Surprisingly, Ward had a few positive things to say to the small crowd of environmental activists and community members gathered in a Houston-Galveston Area Council meeting room. He also considered the despair of the situation, and brought up a few worst case scenarios.

First the good news: Trees for Houston had already prepared for a drought year, allocating three-quarters of its 2011 budget towards maintenance alone, with the rest of the funds going toward re-planting. The organization also had the foresight to pre-contract a watering vehicle company last winter, when the rates were much lower.

Plus, many of the trees that are dead now were already troubled.

"This drought is affecting trees that are already distressed from Hurricane Ike," Ward said. "And these die up more rapidly than normal."

Once this period of drought is on the upswing, Ward is hopeful that the city's canopy will begin to recover quickly. The Houston climate is conducive to forest regeneration, and there are several tree farms already preparing to repopulate parks and roadways with saplings. Trees for Houston is currently working with CenterPoint Energy on a tree farm that will produce hardy trees like Jerusalem Thorns and Mexican Plums, which are both drought- and wet-tolerant. These will do well in an urban environment with extreme cyclical weather patterns.

But here's the negative: The City of Houston is absolutely unprepared for a drought of this scope. This is something that we already understood, but Ward elucidated to what extent this lack of preparedness affects the relief efforts on a daily basis.

For example, private companies and park crews are chopping down dead trees all over the city. Once the dead trees are converted into mulch on-site, private companies transport that material to a landfill, where they must pay for disposal.

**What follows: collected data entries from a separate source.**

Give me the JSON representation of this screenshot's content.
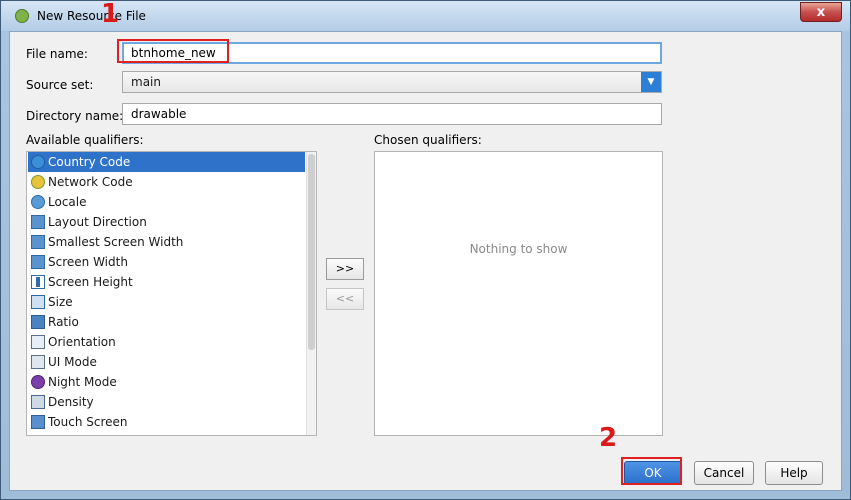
{
  "window": {
    "title": "New Resource File",
    "close_glyph": "x"
  },
  "form": {
    "file_name_label": "File name:",
    "file_name_value": "btnhome_new",
    "source_set_label": "Source set:",
    "source_set_value": "main",
    "directory_name_label": "Directory name:",
    "directory_name_value": "drawable"
  },
  "qualifiers": {
    "available_label": "Available qualifiers:",
    "chosen_label": "Chosen qualifiers:",
    "available": [
      {
        "label": "Country Code",
        "icon": "globe-icon"
      },
      {
        "label": "Network Code",
        "icon": "network-icon"
      },
      {
        "label": "Locale",
        "icon": "locale-icon"
      },
      {
        "label": "Layout Direction",
        "icon": "layout-direction-icon"
      },
      {
        "label": "Smallest Screen Width",
        "icon": "smallest-width-icon"
      },
      {
        "label": "Screen Width",
        "icon": "screen-width-icon"
      },
      {
        "label": "Screen Height",
        "icon": "screen-height-icon"
      },
      {
        "label": "Size",
        "icon": "size-icon"
      },
      {
        "label": "Ratio",
        "icon": "ratio-icon"
      },
      {
        "label": "Orientation",
        "icon": "orientation-icon"
      },
      {
        "label": "UI Mode",
        "icon": "ui-mode-icon"
      },
      {
        "label": "Night Mode",
        "icon": "night-mode-icon"
      },
      {
        "label": "Density",
        "icon": "density-icon"
      },
      {
        "label": "Touch Screen",
        "icon": "touch-screen-icon"
      }
    ],
    "selected_index": 0,
    "add_label": ">>",
    "remove_label": "<<",
    "empty_text": "Nothing to show"
  },
  "buttons": {
    "ok": "OK",
    "cancel": "Cancel",
    "help": "Help"
  },
  "annotations": {
    "marker_1": "1",
    "marker_2": "2",
    "color": "#e02020"
  }
}
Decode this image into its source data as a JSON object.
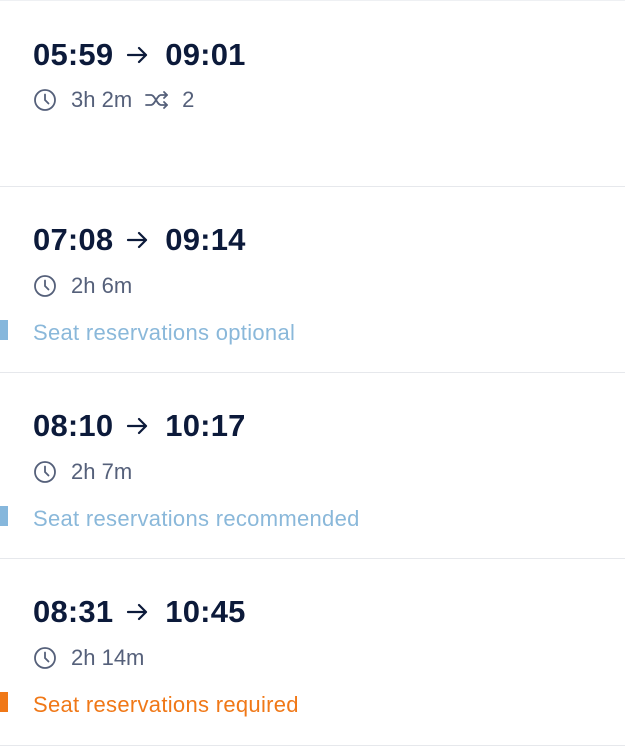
{
  "connections": [
    {
      "departure": "05:59",
      "arrival": "09:01",
      "duration": "3h 2m",
      "changes": "2",
      "reservation": ""
    },
    {
      "departure": "07:08",
      "arrival": "09:14",
      "duration": "2h 6m",
      "changes": "",
      "reservation": "Seat reservations optional",
      "reservation_color": "#8ab8da"
    },
    {
      "departure": "08:10",
      "arrival": "10:17",
      "duration": "2h 7m",
      "changes": "",
      "reservation": "Seat reservations recommended",
      "reservation_color": "#8ab8da"
    },
    {
      "departure": "08:31",
      "arrival": "10:45",
      "duration": "2h 14m",
      "changes": "",
      "reservation": "Seat reservations required",
      "reservation_color": "#f07817"
    }
  ],
  "icons": {
    "arrow": "arrow-right-icon",
    "clock": "clock-icon",
    "changes": "shuffle-icon"
  },
  "colors": {
    "time_text": "#0c1a3a",
    "meta_text": "#55607a",
    "info_blue": "#8ab8da",
    "required_orange": "#f07817"
  }
}
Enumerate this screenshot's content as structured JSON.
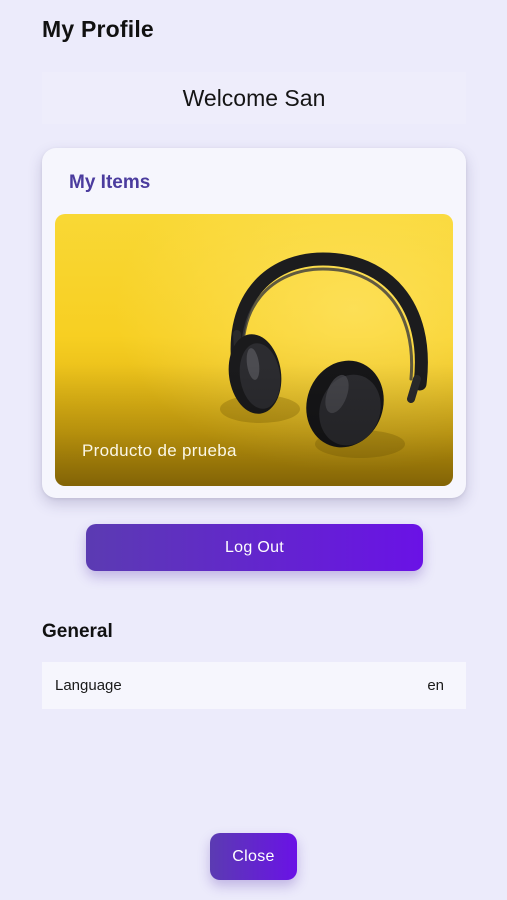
{
  "header": {
    "title": "My Profile"
  },
  "welcome": {
    "text": "Welcome San"
  },
  "items_card": {
    "title": "My Items",
    "items": [
      {
        "label": "Producto de prueba",
        "image": "headphones-on-yellow"
      }
    ]
  },
  "actions": {
    "logout_label": "Log Out",
    "close_label": "Close"
  },
  "general": {
    "title": "General",
    "settings": [
      {
        "label": "Language",
        "value": "en"
      }
    ]
  },
  "colors": {
    "background": "#ecebfb",
    "accent_title": "#4b3c9e",
    "button_gradient_start": "#5b3bb2",
    "button_gradient_end": "#6a12e6",
    "product_background": "#f7cf22"
  }
}
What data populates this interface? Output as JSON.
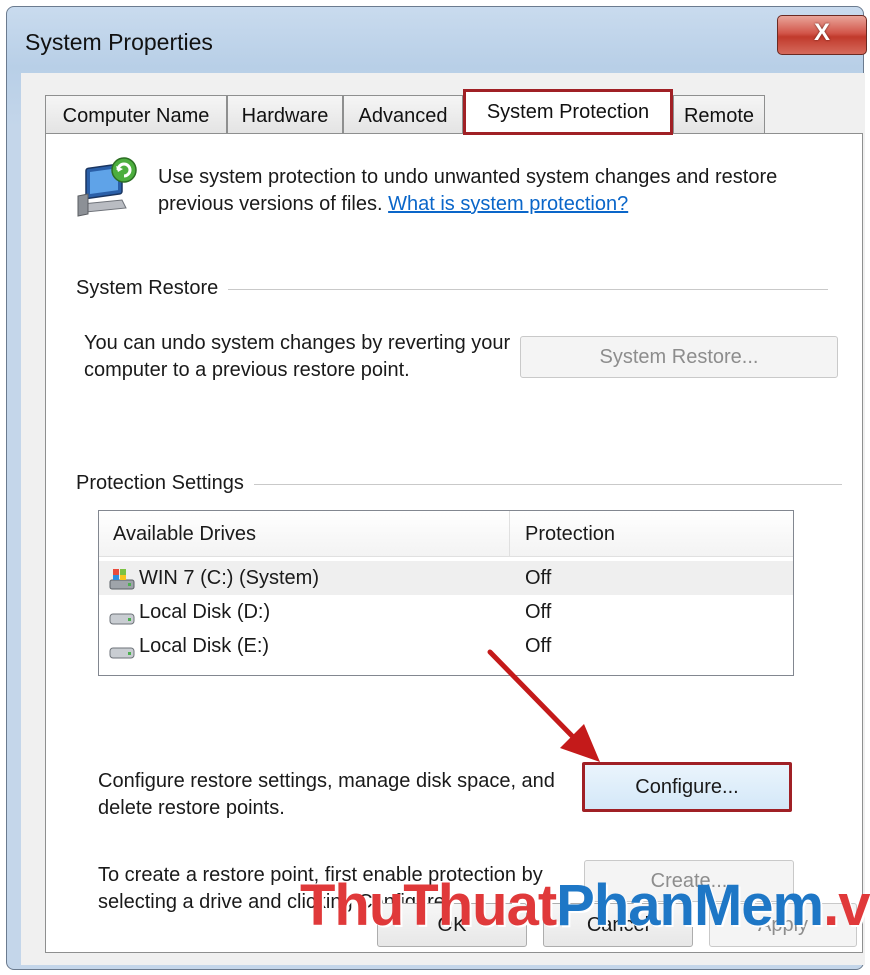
{
  "window": {
    "title": "System Properties",
    "close_label": "X"
  },
  "tabs": [
    {
      "label": "Computer Name",
      "active": false
    },
    {
      "label": "Hardware",
      "active": false
    },
    {
      "label": "Advanced",
      "active": false
    },
    {
      "label": "System Protection",
      "active": true
    },
    {
      "label": "Remote",
      "active": false
    }
  ],
  "intro": {
    "icon": "system-protection-icon",
    "text": "Use system protection to undo unwanted system changes and restore previous versions of files.",
    "link": "What is system protection?"
  },
  "system_restore": {
    "group_label": "System Restore",
    "description": "You can undo system changes by reverting your computer to a previous restore point.",
    "button": "System Restore..."
  },
  "protection_settings": {
    "group_label": "Protection Settings",
    "columns": [
      "Available Drives",
      "Protection"
    ],
    "drives": [
      {
        "name": "WIN 7 (C:) (System)",
        "protection": "Off",
        "icon": "system-drive-icon"
      },
      {
        "name": "Local Disk (D:)",
        "protection": "Off",
        "icon": "hard-drive-icon"
      },
      {
        "name": "Local Disk (E:)",
        "protection": "Off",
        "icon": "hard-drive-icon"
      }
    ],
    "configure_text": "Configure restore settings, manage disk space, and delete restore points.",
    "configure_button": "Configure...",
    "create_text": "To create a restore point, first enable protection by selecting a drive and clicking Configure.",
    "create_button": "Create..."
  },
  "footer_buttons": {
    "ok": "OK",
    "cancel": "Cancel",
    "apply": "Apply"
  },
  "watermark": {
    "part1": "ThuThuat",
    "part2": "PhanMem",
    "part3": ".vn",
    "colors": {
      "part1": "#e0393a",
      "part2": "#1e77c6",
      "part3": "#e0393a"
    }
  },
  "colors": {
    "highlight_border": "#a02025",
    "link": "#0a66c9",
    "arrow": "#c41a1a"
  }
}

A much more cost-effective and drought-appropriate solution would be for the tree removers to pile the mulch around the base of trees that are still hanging on.

"Two inches of heavy mulch around a tree makes a huge difference in water retention," explained Ward.

But individual efforts are trumped by regulations and bureaucracy: Un-spread mulch isn't allowed in the parks or esplanades, so this useful by-product is literally being put to waste.

The parks department and Trees for Houston are continuing efforts to save signature trees, including the live oaks on Main Street, using deep root injection techniques to water the trees where they need it most. A few weeks ago, Ward would have said that the Main Street trees were in OK shape. Now some trees are showing signs of distress and beginning to crash.

Ward acknowledged that there's only so much we can do. There is a limited amount of time and resources to dedicate to the problem, so the city and other conservancy organizations just have to pick their battles. There are just some trees that they are just going to have to let die.

The large-scale tree removal will affect Houston's microclimate and ground water patterns for years to come. Chinese tallow trees and other invasive species will try to fill the gaps left by our larger trees.

At this point, planning for re-planting is key. The civic component of this — of removing those invasive species — is crucial. Be on the lookout for ways to help rebuild the canopy — putting the right trees in the right place.